VideoCapture pipeline spends the most time on the reading and decoding the next frame. While the next frame is being read, decode, and returned the OpenCV application is completely blocked.

This means while you are moving the video, the application is blocked since the pipeline can't decode the next frame.

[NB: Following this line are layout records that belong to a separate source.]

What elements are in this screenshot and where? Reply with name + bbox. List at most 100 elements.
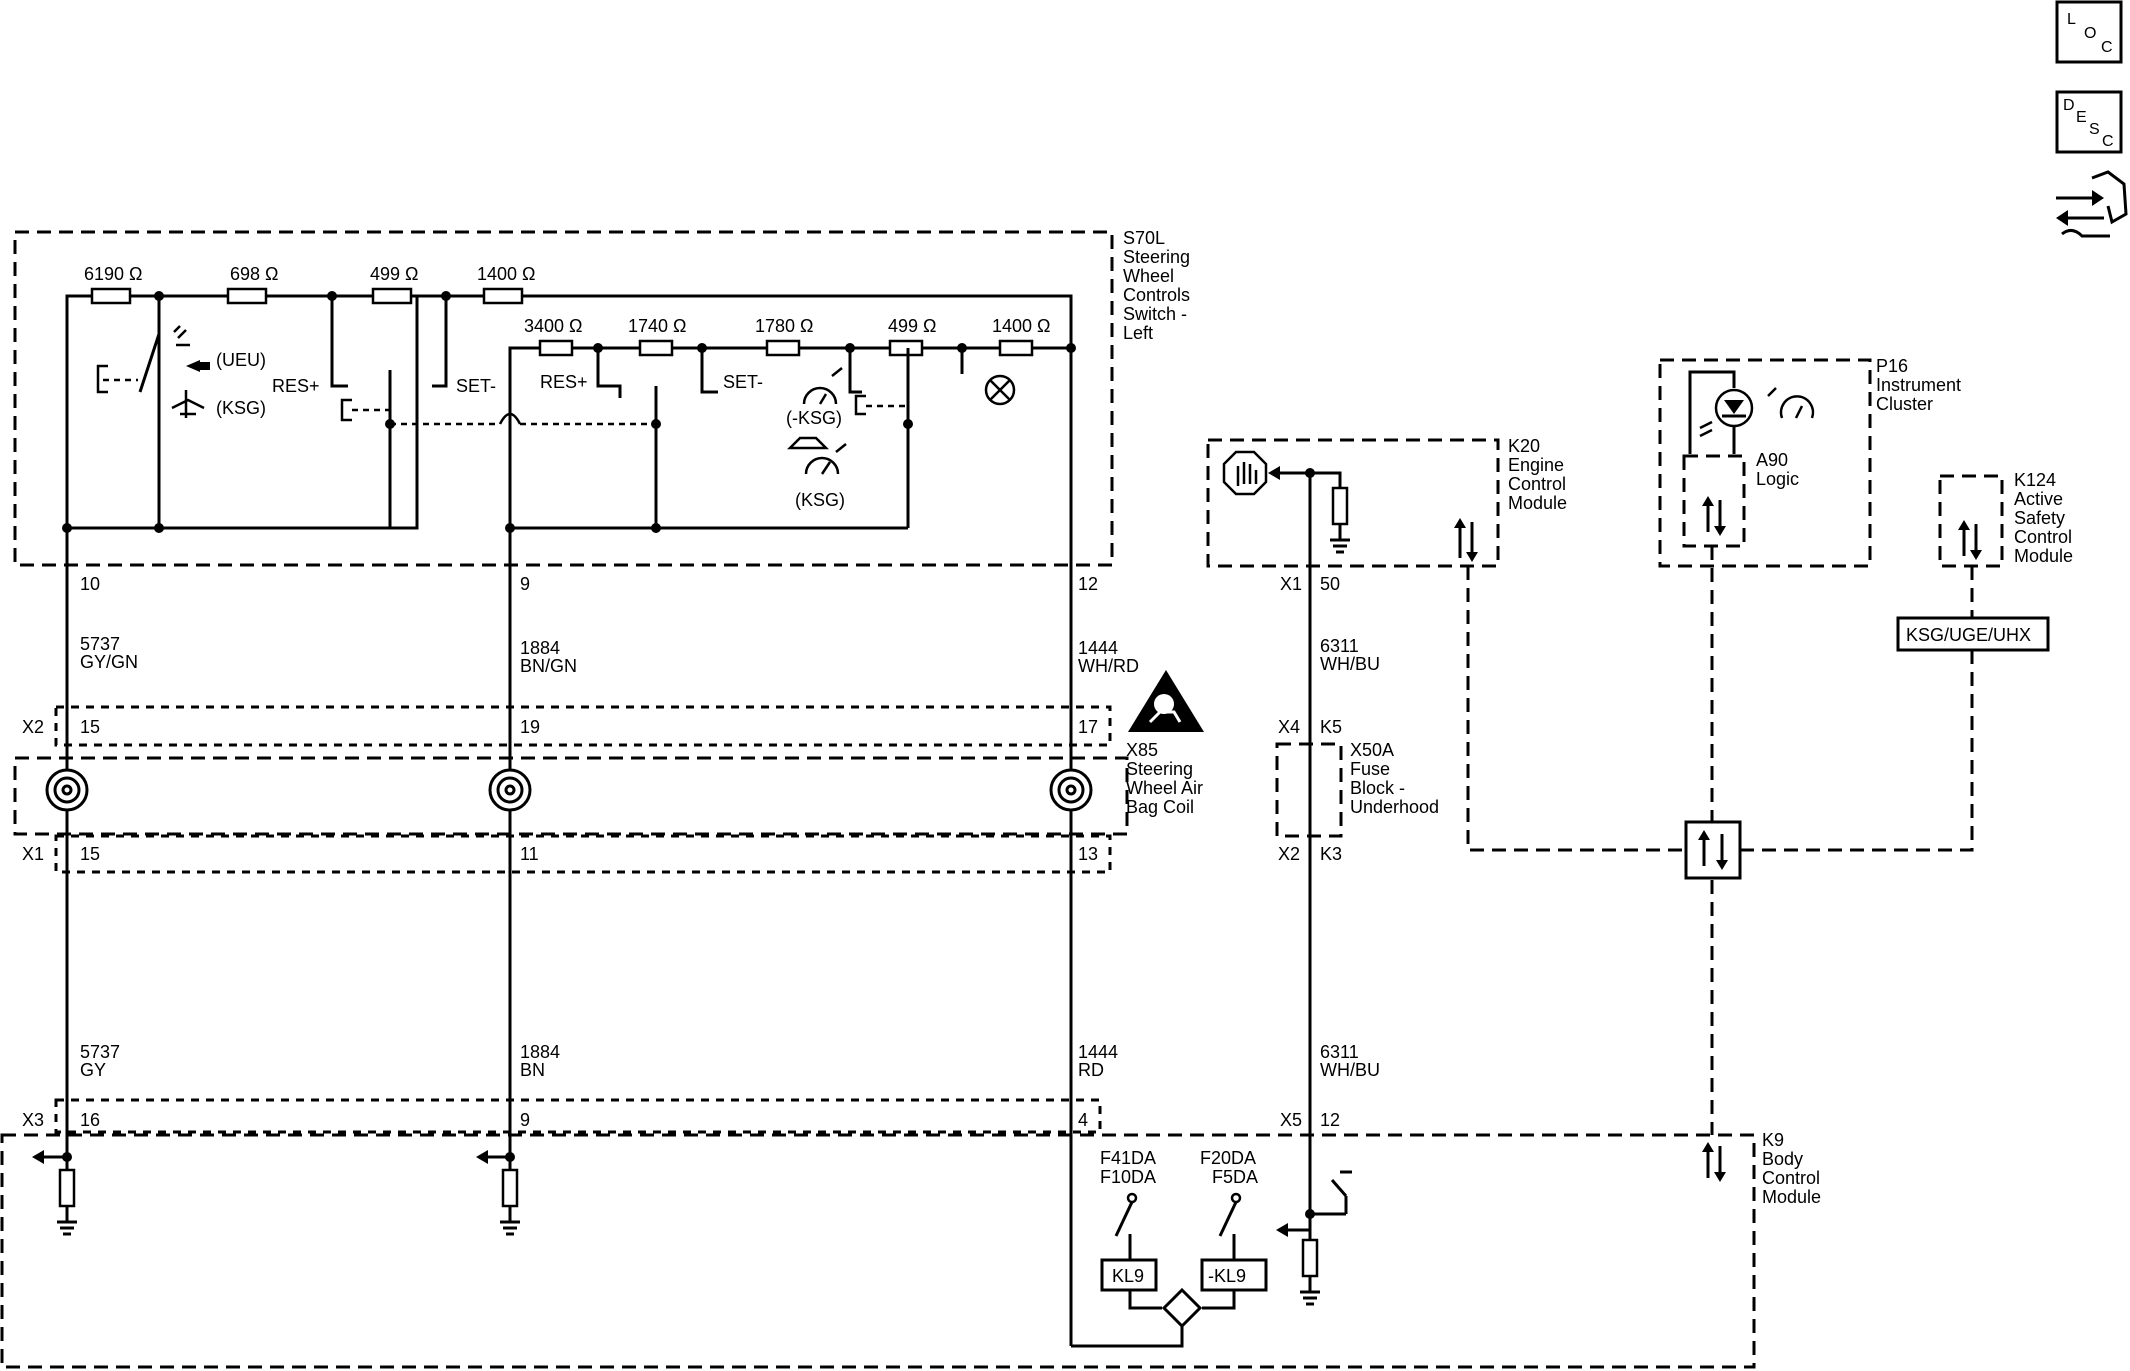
svg-text:499 Ω: 499 Ω [370, 264, 419, 284]
airbag-warning-icon [1128, 670, 1204, 732]
desc-button[interactable]: D E S C [2055, 90, 2123, 154]
svg-text:F5DA: F5DA [1212, 1167, 1258, 1187]
svg-text:RES+: RES+ [540, 372, 588, 392]
svg-text:X85: X85 [1126, 740, 1158, 760]
svg-text:Controls: Controls [1123, 285, 1190, 305]
resistor-1780: 1780 Ω [755, 316, 814, 357]
svg-text:Wheel Air: Wheel Air [1126, 778, 1203, 798]
svg-text:1400 Ω: 1400 Ω [477, 264, 536, 284]
svg-text:6311: 6311 [1320, 636, 1359, 656]
svg-text:12: 12 [1320, 1110, 1340, 1130]
fuse-labels-right: F20DA F5DA [1200, 1148, 1258, 1187]
svg-text:WH/BU: WH/BU [1320, 654, 1380, 674]
svg-text:12: 12 [1078, 574, 1098, 594]
svg-text:Steering: Steering [1126, 759, 1193, 779]
svg-text:Module: Module [1762, 1187, 1821, 1207]
svg-text:Control: Control [1762, 1168, 1820, 1188]
s70l-label: S70L Steering Wheel Controls Switch - Le… [1123, 228, 1190, 343]
options-box: KSG/UGE/UHX [1896, 616, 2050, 652]
arrows-hand-icon[interactable] [2056, 170, 2128, 238]
svg-text:K5: K5 [1320, 717, 1342, 737]
stop-hand-icon [1222, 450, 1268, 496]
svg-text:-KL9: -KL9 [1208, 1266, 1246, 1286]
svg-text:(KSG): (KSG) [216, 398, 266, 418]
svg-text:SET-: SET- [456, 376, 496, 396]
svg-text:1884: 1884 [520, 1042, 560, 1062]
cruise-control-icon: (-KSG) [786, 367, 843, 428]
svg-text:X2: X2 [22, 717, 44, 737]
svg-text:Steering: Steering [1123, 247, 1190, 267]
svg-text:O: O [2084, 25, 2096, 42]
svg-text:KSG/UGE/UHX: KSG/UGE/UHX [1906, 625, 2031, 645]
coil-icon [45, 768, 89, 812]
svg-text:GY: GY [80, 1060, 106, 1080]
svg-text:GY/GN: GY/GN [80, 652, 138, 672]
svg-text:A90: A90 [1756, 450, 1788, 470]
svg-text:S70L: S70L [1123, 228, 1165, 248]
svg-text:Bag Coil: Bag Coil [1126, 797, 1194, 817]
cruise-ksg-switch [848, 348, 964, 528]
cruise-control-icon [1767, 387, 1815, 419]
svg-text:SET-: SET- [723, 372, 763, 392]
svg-text:F41DA: F41DA [1100, 1148, 1156, 1168]
res-plus-switch-2: RES+ [540, 348, 661, 528]
svg-text:16: 16 [80, 1110, 100, 1130]
svg-text:F20DA: F20DA [1200, 1148, 1256, 1168]
svg-text:P16: P16 [1876, 356, 1908, 376]
svg-text:1444: 1444 [1078, 638, 1118, 658]
svg-text:10: 10 [80, 574, 100, 594]
resistor-499-second: 499 Ω [888, 316, 937, 357]
loc-button[interactable]: L O C [2055, 0, 2123, 64]
resistor-1400-top: 1400 Ω [477, 264, 536, 305]
svg-text:6190 Ω: 6190 Ω [84, 264, 143, 284]
svg-text:1884: 1884 [520, 638, 560, 658]
svg-text:C: C [2101, 39, 2113, 56]
svg-text:L: L [2067, 11, 2076, 28]
svg-text:Logic: Logic [1756, 469, 1799, 489]
svg-text:4: 4 [1078, 1110, 1088, 1130]
svg-text:Module: Module [1508, 493, 1567, 513]
ground-icon [1300, 1290, 1320, 1306]
coil-icon [488, 768, 532, 812]
bidirectional-data-icon [1702, 496, 1726, 536]
svg-text:S: S [2089, 121, 2100, 138]
p16-boundary [1658, 358, 1872, 568]
svg-text:Module: Module [2014, 546, 2073, 566]
svg-text:Block -: Block - [1350, 778, 1405, 798]
svg-text:Fuse: Fuse [1350, 759, 1390, 779]
svg-text:6311: 6311 [1320, 1042, 1359, 1062]
svg-text:Left: Left [1123, 323, 1153, 343]
k20-boundary [1206, 438, 1500, 568]
svg-text:9: 9 [520, 574, 530, 594]
svg-text:Body: Body [1762, 1149, 1803, 1169]
led-indicator-icon [1699, 388, 1754, 454]
svg-text:BN: BN [520, 1060, 545, 1080]
svg-text:RD: RD [1078, 1060, 1104, 1080]
svg-text:E: E [2076, 109, 2087, 126]
p16-label: P16 Instrument Cluster [1876, 356, 1961, 414]
svg-text:KL9: KL9 [1112, 1266, 1144, 1286]
ground-icon [57, 1220, 77, 1236]
cancel-icon [984, 374, 1016, 406]
cruise-ksg-icon: (KSG) [786, 436, 847, 510]
svg-text:15: 15 [80, 844, 100, 864]
svg-text:5737: 5737 [80, 634, 120, 654]
ground-icon [500, 1220, 520, 1236]
svg-text:15: 15 [80, 717, 100, 737]
resistor-6190: 6190 Ω [84, 264, 143, 305]
set-minus-switch-1: SET- [385, 296, 656, 528]
svg-text:K124: K124 [2014, 470, 2056, 490]
svg-text:1740 Ω: 1740 Ω [628, 316, 687, 336]
k20-label: K20 Engine Control Module [1508, 436, 1567, 513]
svg-text:Cluster: Cluster [1876, 394, 1933, 414]
svg-text:11: 11 [520, 844, 539, 864]
diode-logic-icon [1161, 1287, 1203, 1329]
resistor-698: 698 Ω [226, 264, 279, 305]
svg-text:X5: X5 [1280, 1110, 1302, 1130]
a90-label: A90 Logic [1756, 450, 1799, 489]
bidirectional-data-icon [1684, 820, 1742, 880]
svg-text:Wheel: Wheel [1123, 266, 1174, 286]
bidirectional-data-icon [1958, 520, 1982, 560]
input-circuit-9 [476, 1150, 520, 1236]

For instance: Below is displaying frames, while dragging the window manually.

import cv2
import time
from imutils.video import FileVideoStream

vs = FileVideoStream('result.mp4').start()
time.sleep(0.2)

while True:
    frame = vs.read()

    cv2.imshow("out", frame)
    if cv2.waitKey(25) & 0xFF == ord('q'):
        break

vs.stop()
cv2.destroyAllWindows()

Now if we merge the code with some of your variables:

import cv2
import time
from imutils.video import FileVideoStream

vs = FileVideoStream('result.mp4').start()
time.sleep(0.2)

count = 0
x_pos = 0
y_pos = 0
a_x = 180
a_y = 180
frames = 60


while True:
    frame = vs.read()

    scale_percent = 200
    width = int(frame.shape[1] * scale_percent / 100)
    height = int(frame.shape[0] * scale_percent / 100)
    dim = (width, height)

    if count in range(0, 55):
        resized = cv2.resize(frame, dim, interpolation=cv2.INTER_AREA)
        cv2.imshow('Frame', resized)
        x_pos = x_pos + int((a_x / frames) * (count - 50))
        y_pos = y_pos + int((a_y / frames) * (count - 50))

        cv2.moveWindow('Frame', x_pos, y_pos)

    cv2.imshow("out", frame)
    if cv2.waitKey(25) & 0xFF == ord('q'):
        break

vs.stop()
cv2.destroyAllWindows()

You will see two windows, one is displaying, the second window is moving from the right location to the left location of the window.